It is now fifty-four years since my father died at age eighty-one. And though I am now ninety-five, I still think of him nearly every day. Sometimes when I’m shaving I see traces of his visage looking at me from the mirror.
He was a little man, 5′ 4” and 125 pounds, but when I was growing up he was strong, and I never thought of him as other than the main man in my life.
He (and my mother) came to Canada from the Lancashire coalfields, near Manchester, England, at the turn of the twentieth century. Long before I was born, he and my mother homesteaded in southeastern Saskatchewan. There, he was from first to last an immigrant. In his Lancashire dialect he could speak in one sentence about “the ‘air on his ‘ead” and in the next about “the hair in the hatmosphere.”
He did not finish even a year of formal schooling; quarantined in grade one due to a scarlet fever outbreak, he never returned to school, for reasons the family has never been able to explain.
At twelve, he went into the coal mines as his father’s helper. He told horror stories of those years — of fistfights underground with other boys over filled coal cars, of the hardship of going underground before dawn and emerging after sunset, thereby seeing daylight only on Sundays during the winter months.
Across his long life, he was a coal miner, a market gardener, a Watkins door-to-door salesman, a merchant, and, especially for me — a father.
You will understand that Dad was not a cultured man, but from his coal-mining family and village society he absorbed solid Victorian values that worked well then — and might add something worthwhile to our values today.
He was exceedingly motivated and worked hard.

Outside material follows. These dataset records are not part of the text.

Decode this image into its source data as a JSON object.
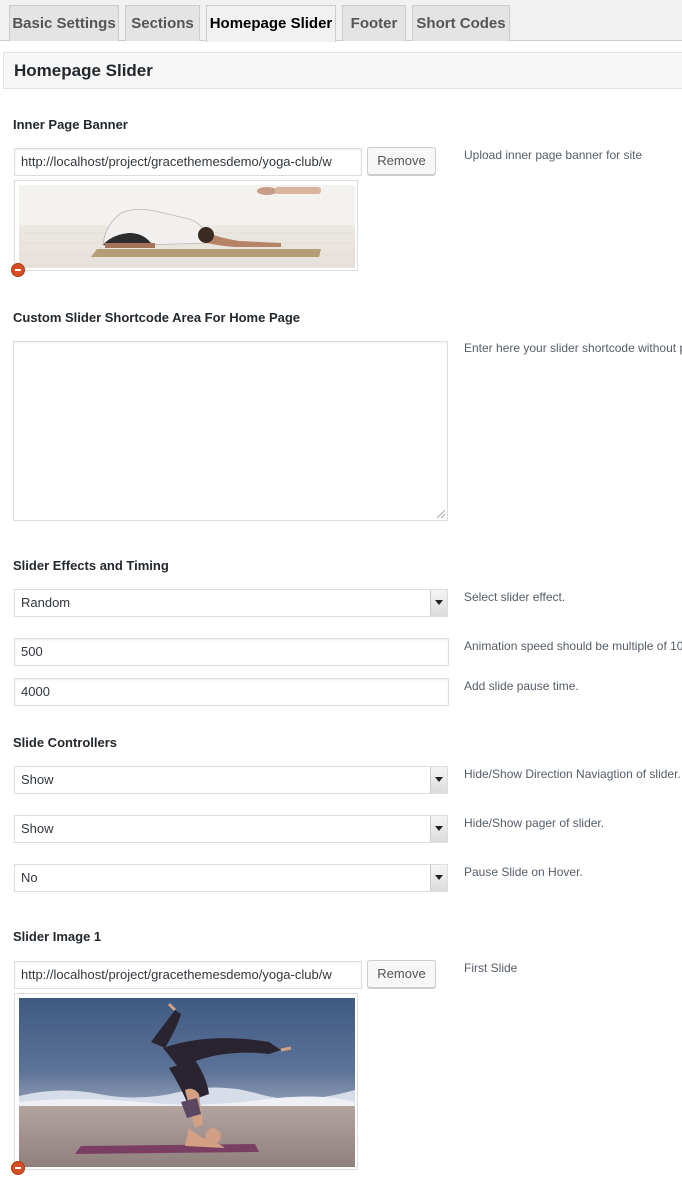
{
  "tabs": [
    {
      "label": "Basic Settings"
    },
    {
      "label": "Sections"
    },
    {
      "label": "Homepage Slider"
    },
    {
      "label": "Footer"
    },
    {
      "label": "Short Codes"
    }
  ],
  "section_title": "Homepage Slider",
  "inner_banner": {
    "heading": "Inner Page Banner",
    "url": "http://localhost/project/gracethemesdemo/yoga-club/w",
    "remove_label": "Remove",
    "description": "Upload inner page banner for site"
  },
  "shortcode": {
    "heading": "Custom Slider Shortcode Area For Home Page",
    "description": "Enter here your slider shortcode without p"
  },
  "effects": {
    "heading": "Slider Effects and Timing",
    "effect_value": "Random",
    "effect_description": "Select slider effect.",
    "speed_value": "500",
    "speed_description": "Animation speed should be multiple of 10",
    "pause_value": "4000",
    "pause_description": "Add slide pause time."
  },
  "controllers": {
    "heading": "Slide Controllers",
    "direction_value": "Show",
    "direction_description": "Hide/Show Direction Naviagtion of slider.",
    "pager_value": "Show",
    "pager_description": "Hide/Show pager of slider.",
    "hover_value": "No",
    "hover_description": "Pause Slide on Hover."
  },
  "slide1": {
    "heading": "Slider Image 1",
    "url": "http://localhost/project/gracethemesdemo/yoga-club/w",
    "remove_label": "Remove",
    "description": "First Slide"
  },
  "colors": {
    "tab_bg": "#e4e4e4",
    "remove_icon": "#d54e21",
    "heading": "#23282d"
  }
}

He stood by his family through thick and thin. He had vocational ideals for his children. For example, he told me that when I was born he envisioned that someday he might provide for me a little service station in town where I could pump gas for a living. I honor him for that long-distance plan.
Even though not an active believer until late in life, his values always included church attendance. Out of family solidarity, he sat with the family faithfully Sunday after Sunday. At sixty-one, he experienced a Christian conversion.
When, at nineteen, I made public that I would go into some form of Christian ministry, he was supportive of the idea; without any fuss, he put aside the plan he had made for me to manage a clothing store in our home town.
I don’t recall that he gave me a lot of time as a child, but he gave enough. I recall the time he took me north of town to the fairgrounds where he helped me fly my homemade kite. He took me and my younger sister out to the open spaces near the high school to play catch.
He had done a lot of boxing in the coal-mining communities of his youth and in turn taught me a little about it, passing on what he himself was good at.
I still think of him nearly every day because the importance of fatherhood has been cultivated in me through a lifetime of ministry. I’ve gone to the maternity ward of hospitals often to congratulate new parents and in some cases especially a starry-eyed father. I’ve visited in homes where things were not going well between a father and son. I’ve preached often on the Fatherhood of God and the light God’s fatherhood casts on human fatherhood.
Sadly, I’ve seen the fading of the vision for fatherhood in society and even in the church. From my perspective, young men who lack the courage to marry and embrace the challenge and responsibility of fatherhood suffer from a lack of imagination. At the same time, I’ve watched new fathers take over the assignment with inborn paternal instincts.
Experts might give my father a “B” grade by today’s standards. He didn’t do for me everything a father could do, but no father ever does. The point is, he did the things that matter. He showed me the value of hard work. He taught me early (and with some fear that the lesson wasn’t sticking, though it actually did) that “money doesn’t grow on trees.”
He valued honesty. He had respect for God. As I grew up and after I left home he showed quiet pleasure when I succeeded in getting the education he only vaguely saw the value of.
And for all of these simple reasons, even though he has been gone for fifty-four years, I revere his memory and thank God almost daily for what he gave me.